Shao Jun, Ma Jiechao, Yu Yizhou, Zhang Shu, Wang Wenyang, Li Weimin, Wang Chengdi
Department of Pulmonary and Critical Care Medicine, State Key Laboratory of Respiratory Health and Multimorbidity, West China Hospital, West China School of Medicine, Sichuan University, Chengdu 610041, China.
Targeted Tracer Research and Development Laboratory, Institute of Respiratory Health, Frontiers Science Center for Disease-related Molecular Network, West China Hospital, Sichuan University, Chengdu 610213, China.
Innovation (Camb). 2024 May 22;5(4):100648. doi: 10.1016/j.xinn.2024.100648. eCollection 2024 Jul 1.
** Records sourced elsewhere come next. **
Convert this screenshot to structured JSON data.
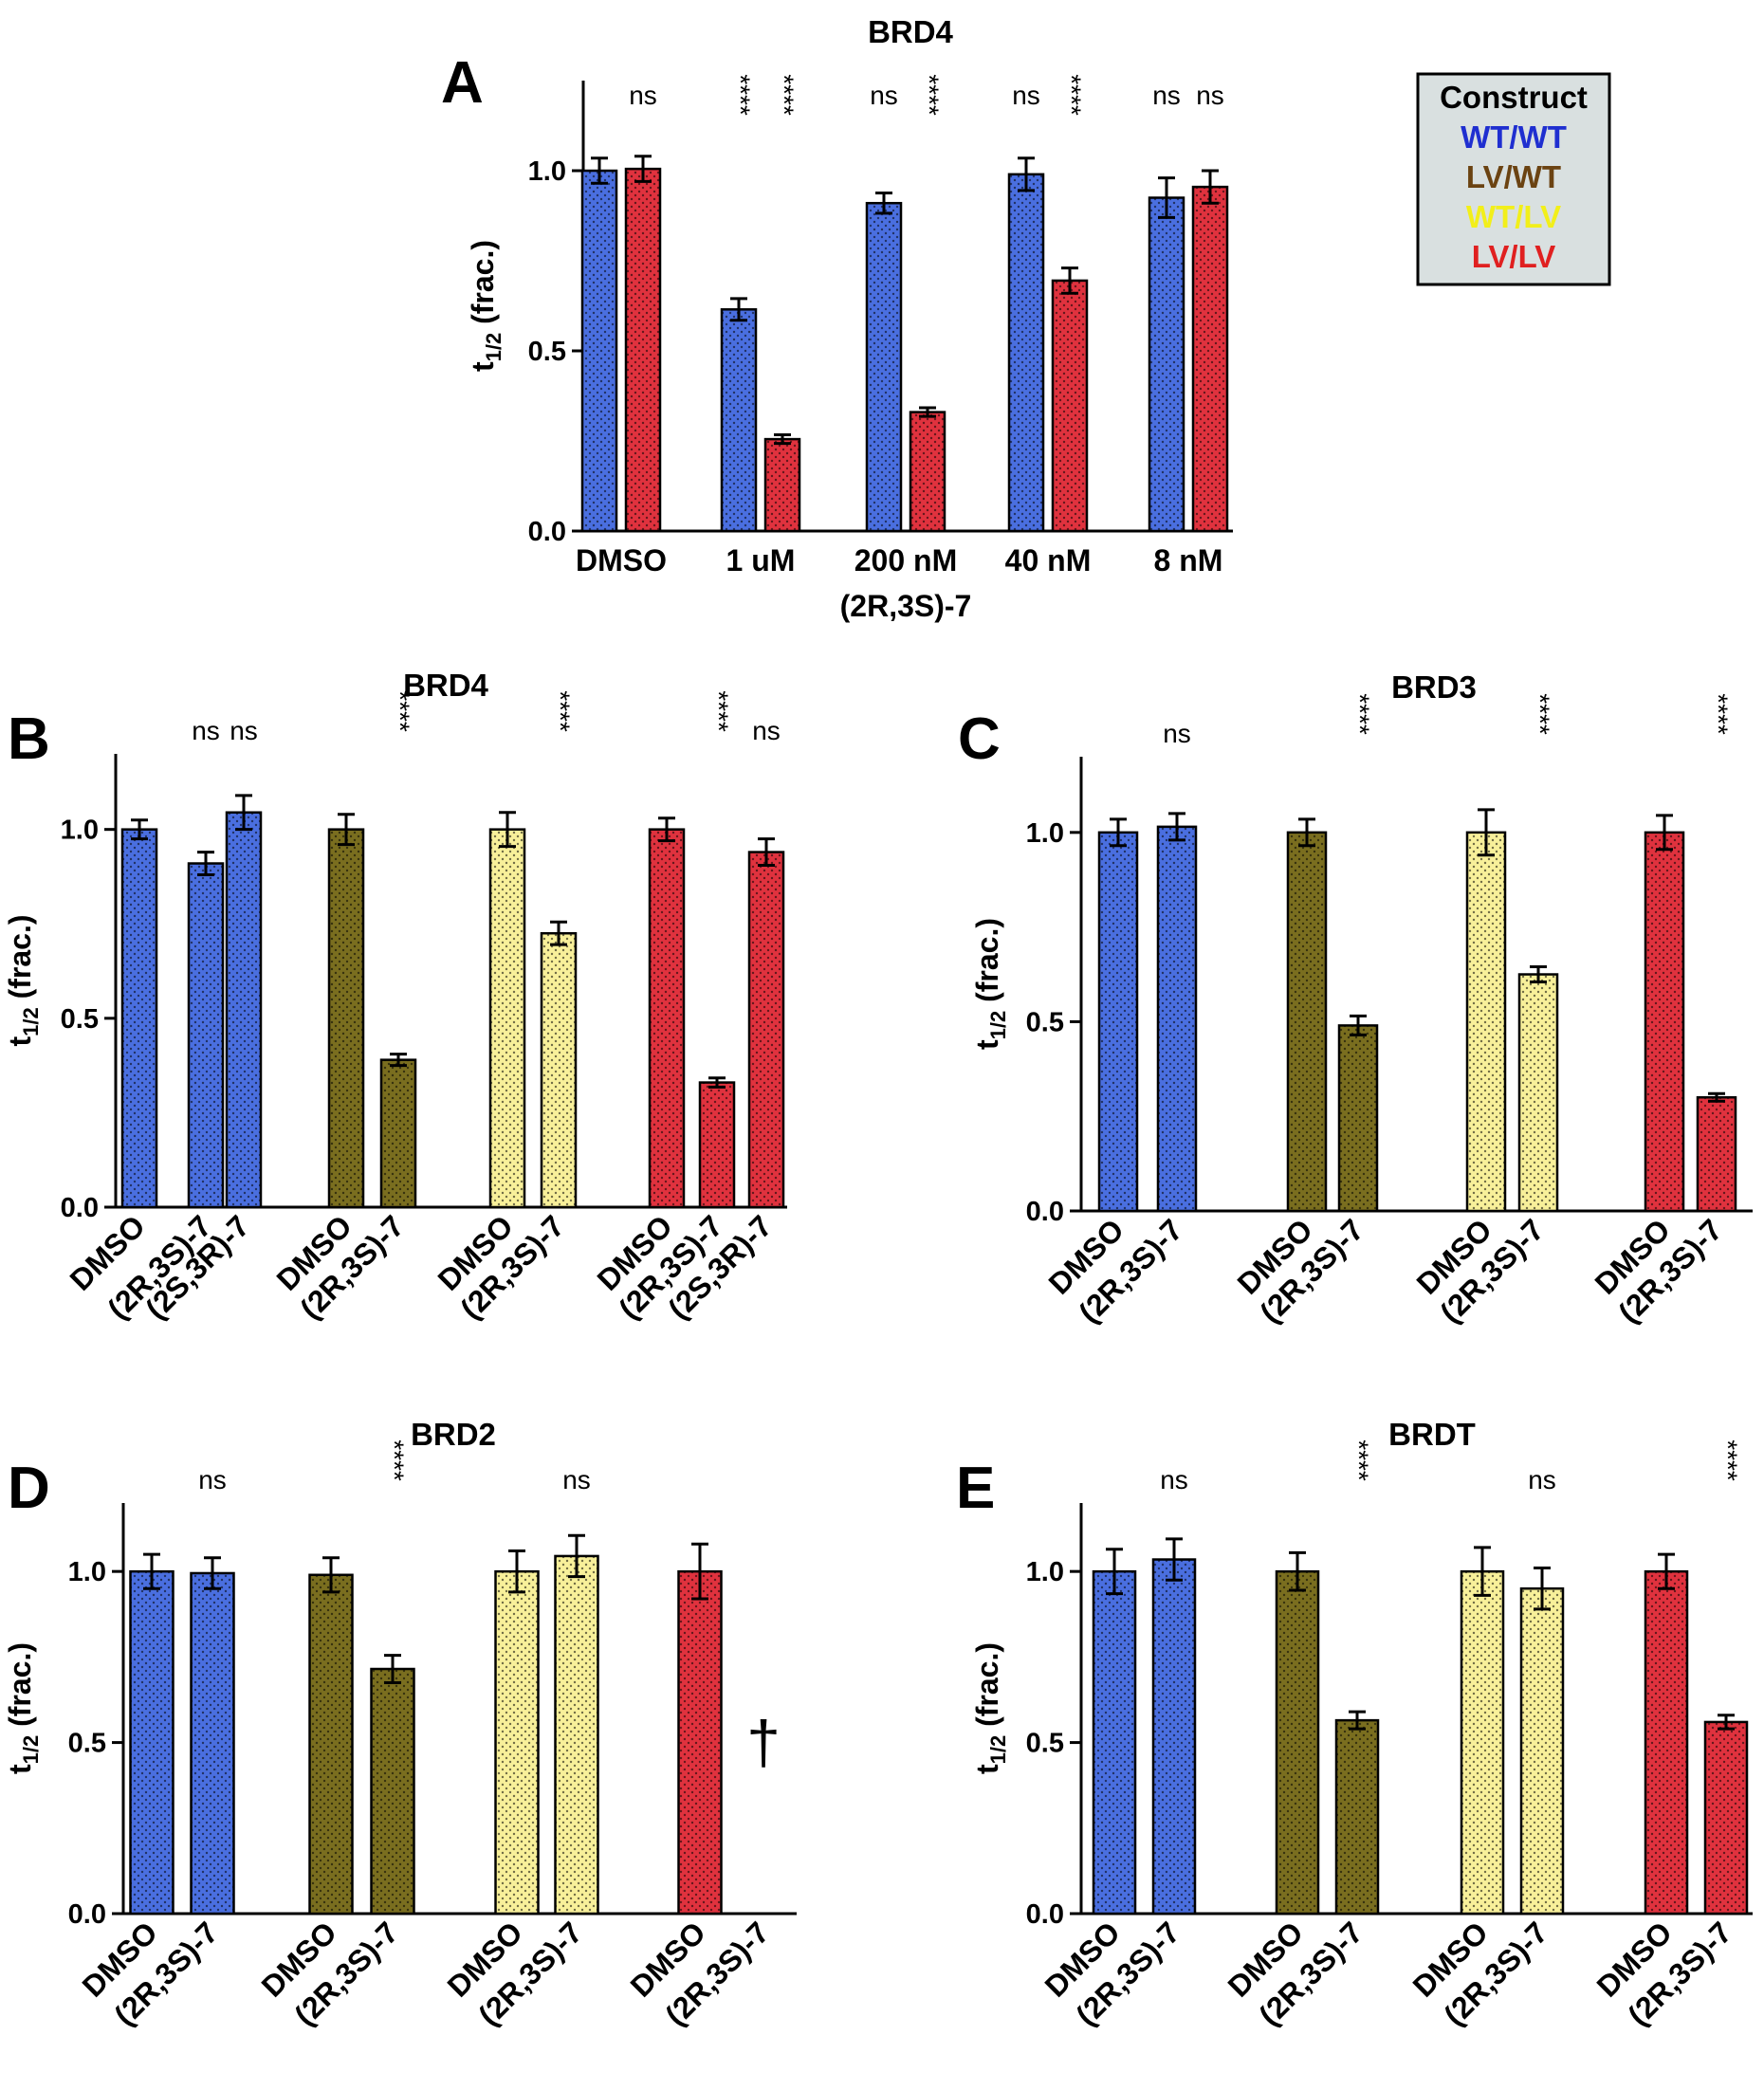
{
  "colors": {
    "WT/WT": "#4a6fe0",
    "LV/WT": "#7a6e1f",
    "WT/LV": "#f8f09a",
    "LV/LV": "#e0323e",
    "legend_bg": "#d9e0e0",
    "legend_WT/WT": "#1f2fd0",
    "legend_LV/WT": "#6b4312",
    "legend_WT/LV": "#f2ef1a",
    "legend_LV/LV": "#e02020"
  },
  "legend": {
    "title": "Construct",
    "entries": [
      "WT/WT",
      "LV/WT",
      "WT/LV",
      "LV/LV"
    ]
  },
  "chart_data": [
    {
      "panel": "A",
      "type": "bar",
      "title": "BRD4",
      "ylabel": "t1/2 (frac.)",
      "ylabel_main": "t",
      "ylabel_sub": "1/2",
      "ylabel_rest": " (frac.)",
      "ylim": [
        0,
        1.25
      ],
      "yticks": [
        "0.0",
        "0.5",
        "1.0"
      ],
      "x_group_labels": [
        "DMSO",
        "1 uM",
        "200 nM",
        "40 nM",
        "8 nM"
      ],
      "x_sublabel": "(2R,3S)-7",
      "groups": [
        {
          "label": "DMSO",
          "bars": [
            {
              "construct": "WT/WT",
              "value": 1.0,
              "error": 0.035
            },
            {
              "construct": "LV/LV",
              "value": 1.005,
              "error": 0.035,
              "sig": "ns"
            }
          ]
        },
        {
          "label": "1 uM",
          "bars": [
            {
              "construct": "WT/WT",
              "value": 0.615,
              "error": 0.03,
              "sig": "****"
            },
            {
              "construct": "LV/LV",
              "value": 0.255,
              "error": 0.012,
              "sig": "****"
            }
          ]
        },
        {
          "label": "200 nM",
          "bars": [
            {
              "construct": "WT/WT",
              "value": 0.91,
              "error": 0.028,
              "sig": "ns"
            },
            {
              "construct": "LV/LV",
              "value": 0.33,
              "error": 0.012,
              "sig": "****"
            }
          ]
        },
        {
          "label": "40 nM",
          "bars": [
            {
              "construct": "WT/WT",
              "value": 0.99,
              "error": 0.045,
              "sig": "ns"
            },
            {
              "construct": "LV/LV",
              "value": 0.695,
              "error": 0.035,
              "sig": "****"
            }
          ]
        },
        {
          "label": "8 nM",
          "bars": [
            {
              "construct": "WT/WT",
              "value": 0.925,
              "error": 0.055,
              "sig": "ns"
            },
            {
              "construct": "LV/LV",
              "value": 0.955,
              "error": 0.045,
              "sig": "ns"
            }
          ]
        }
      ]
    },
    {
      "panel": "B",
      "type": "bar",
      "title": "BRD4",
      "ylabel": "t1/2 (frac.)",
      "ylabel_main": "t",
      "ylabel_sub": "1/2",
      "ylabel_rest": " (frac.)",
      "ylim": [
        0,
        1.2
      ],
      "yticks": [
        "0.0",
        "0.5",
        "1.0"
      ],
      "groups": [
        {
          "construct": "WT/WT",
          "bars": [
            {
              "label": "DMSO",
              "value": 1.0,
              "error": 0.025
            },
            {
              "label": "(2R,3S)-7",
              "value": 0.91,
              "error": 0.03,
              "sig": "ns"
            },
            {
              "label": "(2S,3R)-7",
              "value": 1.045,
              "error": 0.045,
              "sig": "ns"
            }
          ]
        },
        {
          "construct": "LV/WT",
          "bars": [
            {
              "label": "DMSO",
              "value": 1.0,
              "error": 0.04
            },
            {
              "label": "(2R,3S)-7",
              "value": 0.39,
              "error": 0.015,
              "sig": "****"
            }
          ]
        },
        {
          "construct": "WT/LV",
          "bars": [
            {
              "label": "DMSO",
              "value": 1.0,
              "error": 0.045
            },
            {
              "label": "(2R,3S)-7",
              "value": 0.725,
              "error": 0.03,
              "sig": "****"
            }
          ]
        },
        {
          "construct": "LV/LV",
          "bars": [
            {
              "label": "DMSO",
              "value": 1.0,
              "error": 0.03
            },
            {
              "label": "(2R,3S)-7",
              "value": 0.33,
              "error": 0.012,
              "sig": "****"
            },
            {
              "label": "(2S,3R)-7",
              "value": 0.94,
              "error": 0.035,
              "sig": "ns"
            }
          ]
        }
      ]
    },
    {
      "panel": "C",
      "type": "bar",
      "title": "BRD3",
      "ylabel": "t1/2 (frac.)",
      "ylabel_main": "t",
      "ylabel_sub": "1/2",
      "ylabel_rest": " (frac.)",
      "ylim": [
        0,
        1.2
      ],
      "yticks": [
        "0.0",
        "0.5",
        "1.0"
      ],
      "groups": [
        {
          "construct": "WT/WT",
          "bars": [
            {
              "label": "DMSO",
              "value": 1.0,
              "error": 0.035
            },
            {
              "label": "(2R,3S)-7",
              "value": 1.015,
              "error": 0.035,
              "sig": "ns"
            }
          ]
        },
        {
          "construct": "LV/WT",
          "bars": [
            {
              "label": "DMSO",
              "value": 1.0,
              "error": 0.035
            },
            {
              "label": "(2R,3S)-7",
              "value": 0.49,
              "error": 0.025,
              "sig": "****"
            }
          ]
        },
        {
          "construct": "WT/LV",
          "bars": [
            {
              "label": "DMSO",
              "value": 1.0,
              "error": 0.06
            },
            {
              "label": "(2R,3S)-7",
              "value": 0.625,
              "error": 0.02,
              "sig": "****"
            }
          ]
        },
        {
          "construct": "LV/LV",
          "bars": [
            {
              "label": "DMSO",
              "value": 1.0,
              "error": 0.045
            },
            {
              "label": "(2R,3S)-7",
              "value": 0.3,
              "error": 0.01,
              "sig": "****"
            }
          ]
        }
      ]
    },
    {
      "panel": "D",
      "type": "bar",
      "title": "BRD2",
      "ylabel": "t1/2 (frac.)",
      "ylabel_main": "t",
      "ylabel_sub": "1/2",
      "ylabel_rest": " (frac.)",
      "ylim": [
        0,
        1.2
      ],
      "yticks": [
        "0.0",
        "0.5",
        "1.0"
      ],
      "groups": [
        {
          "construct": "WT/WT",
          "bars": [
            {
              "label": "DMSO",
              "value": 1.0,
              "error": 0.05
            },
            {
              "label": "(2R,3S)-7",
              "value": 0.995,
              "error": 0.045,
              "sig": "ns"
            }
          ]
        },
        {
          "construct": "LV/WT",
          "bars": [
            {
              "label": "DMSO",
              "value": 0.99,
              "error": 0.05
            },
            {
              "label": "(2R,3S)-7",
              "value": 0.715,
              "error": 0.04,
              "sig": "****"
            }
          ]
        },
        {
          "construct": "WT/LV",
          "bars": [
            {
              "label": "DMSO",
              "value": 1.0,
              "error": 0.06
            },
            {
              "label": "(2R,3S)-7",
              "value": 1.045,
              "error": 0.06,
              "sig": "ns"
            }
          ]
        },
        {
          "construct": "LV/LV",
          "bars": [
            {
              "label": "DMSO",
              "value": 1.0,
              "error": 0.08
            },
            {
              "label": "(2R,3S)-7",
              "value": null,
              "error": null,
              "marker": "†"
            }
          ]
        }
      ]
    },
    {
      "panel": "E",
      "type": "bar",
      "title": "BRDT",
      "ylabel": "t1/2 (frac.)",
      "ylabel_main": "t",
      "ylabel_sub": "1/2",
      "ylabel_rest": " (frac.)",
      "ylim": [
        0,
        1.2
      ],
      "yticks": [
        "0.0",
        "0.5",
        "1.0"
      ],
      "groups": [
        {
          "construct": "WT/WT",
          "bars": [
            {
              "label": "DMSO",
              "value": 1.0,
              "error": 0.065
            },
            {
              "label": "(2R,3S)-7",
              "value": 1.035,
              "error": 0.06,
              "sig": "ns"
            }
          ]
        },
        {
          "construct": "LV/WT",
          "bars": [
            {
              "label": "DMSO",
              "value": 1.0,
              "error": 0.055
            },
            {
              "label": "(2R,3S)-7",
              "value": 0.565,
              "error": 0.025,
              "sig": "****"
            }
          ]
        },
        {
          "construct": "WT/LV",
          "bars": [
            {
              "label": "DMSO",
              "value": 1.0,
              "error": 0.07
            },
            {
              "label": "(2R,3S)-7",
              "value": 0.95,
              "error": 0.06,
              "sig": "ns"
            }
          ]
        },
        {
          "construct": "LV/LV",
          "bars": [
            {
              "label": "DMSO",
              "value": 1.0,
              "error": 0.05
            },
            {
              "label": "(2R,3S)-7",
              "value": 0.56,
              "error": 0.02,
              "sig": "****"
            }
          ]
        }
      ]
    }
  ]
}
Pulmonary infections pose formidable challenges in clinical settings with high mortality rates across all age groups worldwide. Accurate diagnosis and early intervention are crucial to improve patient outcomes. Artificial intelligence (AI) has the capability to mine imaging features specific to different pathogens and fuse multimodal features to reach a synergistic diagnosis, enabling more precise investigation and individualized clinical management. In this study, we successfully developed a multimodal integration (MMI) pipeline to differentiate among bacterial, fungal, and viral pneumonia and pulmonary tuberculosis based on a real-world dataset of 24,107 patients. The area under the curve (AUC) of the MMI system comprising clinical text and computed tomography (CT) image scans yielded 0.910 (95% confidence interval [CI]: 0.904-0.916) and 0.887 (95% CI: 0.867-0.909) in the internal and external testing datasets respectively, which were comparable to those of experienced physicians. Furthermore, the MMI system was utilized to rapidly differentiate between viral subtypes with a mean AUC of 0.822 (95% CI: 0.805-0.837) and bacterial subtypes with a mean AUC of 0.803 (95% CI: 0.775-0.830). Here, the MMI system harbors the potential to guide tailored medication recommendations, thus mitigating the risk of antibiotic misuse. Additionally, the integration of multimodal factors in the AI-driven system also provided an evident advantage in predicting risks of developing critical illness, contributing to more informed clinical decision-making. To revolutionize medical care, embracing multimodal AI tools in pulmonary infections will pave the way to further facilitate early intervention and precise management in the foreseeable future.
肺部感染在全球所有年龄组的临床环境中都构成了严峻挑战,死亡率很高。准确诊断和早期干预对于改善患者预后至关重要。人工智能(AI)有能力挖掘不同病原体特有的影像特征,并融合多模态特征以达成协同诊断,从而实现更精确的检查和个性化临床管理。在本研究中,我们基于24107例患者的真实世界数据集,成功开发了一种多模态整合(MMI)流程,以区分细菌性、真菌性和病毒性肺炎及肺结核。包含临床文本和计算机断层扫描(CT)图像扫描的MMI系统在内部和外部测试数据集中的曲线下面积(AUC)分别为0.910(95%置信区间[CI]:0.904 - 0.916)和0.887(95%CI:0.867 - 0.909),与经验丰富的医生相当。此外,MMI系统被用于快速区分病毒亚型,平均AUC为0.822(95%CI:0.805 - 0.837),区分细菌亚型的平均AUC为0.803(95%CI:0.775 - 0.830)。在此,MMI系统有潜力指导针对性的用药建议,从而降低抗生素滥用的风险。此外,人工智能驱动系统中多模态因素的整合在预测危重病发生风险方面也具有明显优势,有助于做出更明智的临床决策。为了彻底改变医疗护理,在肺部感染中采用多模态人工智能工具将为在可预见的未来进一步促进早期干预和精准管理铺平道路。